HCH 8 / Enero 2016
Avatares de la creencia en Dios, por Manuel Fraijó
Publicado en El País el 1 de noviembre de 2015
A la memoria de mi hermana Dolores (1942–2015)
En plena Ilustración europea se prohibían en España los libros que intentasen demostrar la existencia de Dios; se los considerabapeligrosos. Y es que Dios era tan evidente que no necesitaba demostración alguna. Se cuenta que durante el reinado de Felipe IV (1621-1665) se pensó, para remediar la pobreza de nuestras tierras, en canalizar los ríos Manzanares y Tajo; pero una ilustre comisión de teólogos se declaró en contra con la siguiente sutil argumentación: si Dios hubiese querido que ambos ríos fuesen navegables le habría bastado con pronunciar un sencillo “hágase”. Si no lo hizo, sus razones tendría. Y no está permitido enmendarle la plana.
Salta a la vista que por aquellas fechas Dios era algo inmediato, asequible, presente, familiar. Era un dato más de la realidad, o incluso el gran dato. Europa y, por supuesto, España convivían sin mayores traumas con la fe en Dios, una fe heredada de las buenas gentes del pasado.
No parece posible, ni lo pretende este artículo, retornar a los lejanos tiempos en los que la presencia de Dios era tan obvia que se contaba con él a la hora de canalizar los ríos. Occidente ha seguido, más bien, el itinerario de Feuerbach: “Dios fue mi primer pensamiento, el segundo la razón, y el tercero y último el hombre”. En el ámbito filosófico, la teología de ayer se llama hoy antropología. Y tampoco asistimos en la actualidad a contundentes proclamaciones de ateísmo. El ardor negativo de otros tiempos ha dado paso al desinterés actual. Muchos ateos de ayer prefieren llamarse hoy increyentes.
Impresiona constatar cómo creyentes tan profundos y auténticos como José Gómez Caffarena se adherían a la “dramática ponderación entre el sí y el no a la fe cristiana”. En él vencía el sí, pero su fe supo de noches oscuras, de travesías del desierto.
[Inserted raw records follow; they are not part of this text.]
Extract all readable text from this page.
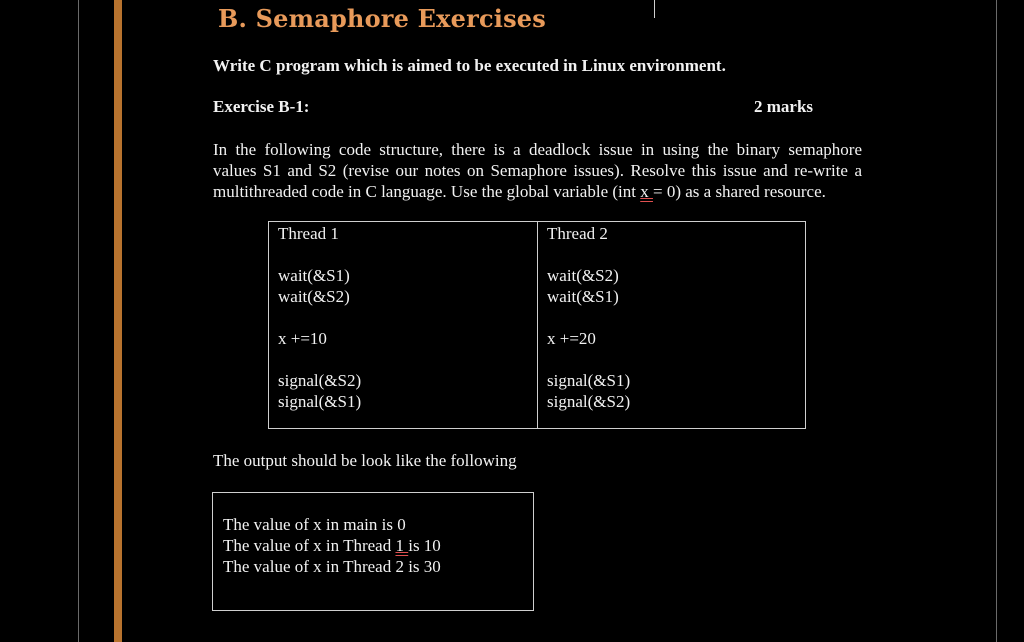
B. Semaphore Exercises
Write C program which is aimed to be executed in Linux environment.
Exercise B-1:	2 marks
In the following code structure, there is a deadlock issue in using the binary semaphore
values S1 and S2 (revise our notes on Semaphore issues). Resolve this issue and re-write a
multithreaded code in C language. Use the global variable (int x = 0) as a shared resource.
Thread 1
wait(&S1)
wait(&S2)
x +=10
signal(&S2)
signal(&S1)
Thread 2
wait(&S2)
wait(&S1)
x +=20
signal(&S1)
signal(&S2)
The output should be look like the following
The value of x in main is 0
The value of x in Thread 1 is 10
The value of x in Thread 2 is 30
Y no es menor la impresión que causan algunas frases del papa Francisco: “Si una persona dice que ha encontrado a Dios con certeza total y ni le roza un margen de incertidumbre, algo no va bien”. O esta otra: “Si uno tiene respuesta a todas las preguntas es prueba de que Dios no está con él”. Y añade: “Un cristiano que lo tiene todo claro y seguro no va a encontrar nada”. Desde luego no estamos ante un lenguaje muypontificio, pero sí hondamente humano, altamente teológico, y sensible a nuestro convulso siglo XXI.
No puede, pues, extrañar que dos grandes maestros de la teología cristiana, Karl Rahner y Karl Barth, se mostrasen abiertos a una teología más propensa a la pregunta que a la respuesta. Preguntado en una ocasión el primero si de veras se consideraba creyente cristiano, respondió con aire taciturno: “Sí, pero no a tiempo completo”. Obviamente no quería decir que, por ejemplo, era creyente en las horas centrales del día e increyente al atardecer. Sencillamente aludía al carácter débil, precario, de su fe; estaba traduciendo al lenguaje de nuestro tiempo el evangélico “creo, Señor, pero ven en ayuda de mi incredulidad”. Rahner, calificado por H. Fries como “el mayor testigo de la fe del siglo XX”, solo se consideraba, pues, creyente a intervalos. Es más: dejó escrito que lo de ser cristiano no es un “estado”, sino una meta, un ideal. Propiamente no es correcto decir “soy cristiano”, sino “aspiro a ser cristiano”. En parecidos términos se expresaba el otro gran maestro, en este caso de la teología protestante, Karl Barth, al rechazar la distinción entre creyentes e increyentes. Aducía que él conocía a un increyente llamado Karl Barth. En realidad, la tradición cristiana siempre supo que somos ambas cosas a la vez, creyentes e increyentes. Nuestro Unamuno lo expresó lapidariamente: “Fe que no duda es fe muerta”.
Por último: los avatares de la creencia en Dios son asunto de la “interioridad apasionada” (Kierkegaard) de cada creyente. Pero es posible que en ese secreto recinto personal se escuche la atormentada voz de Pascal con su inolvidable “incomprensible que exista Dios e incomprensible que no exista”. Es, de nuevo, la dialéctica entre el sí y el no, compañera asidua de la condición humana y de la creencia religiosa.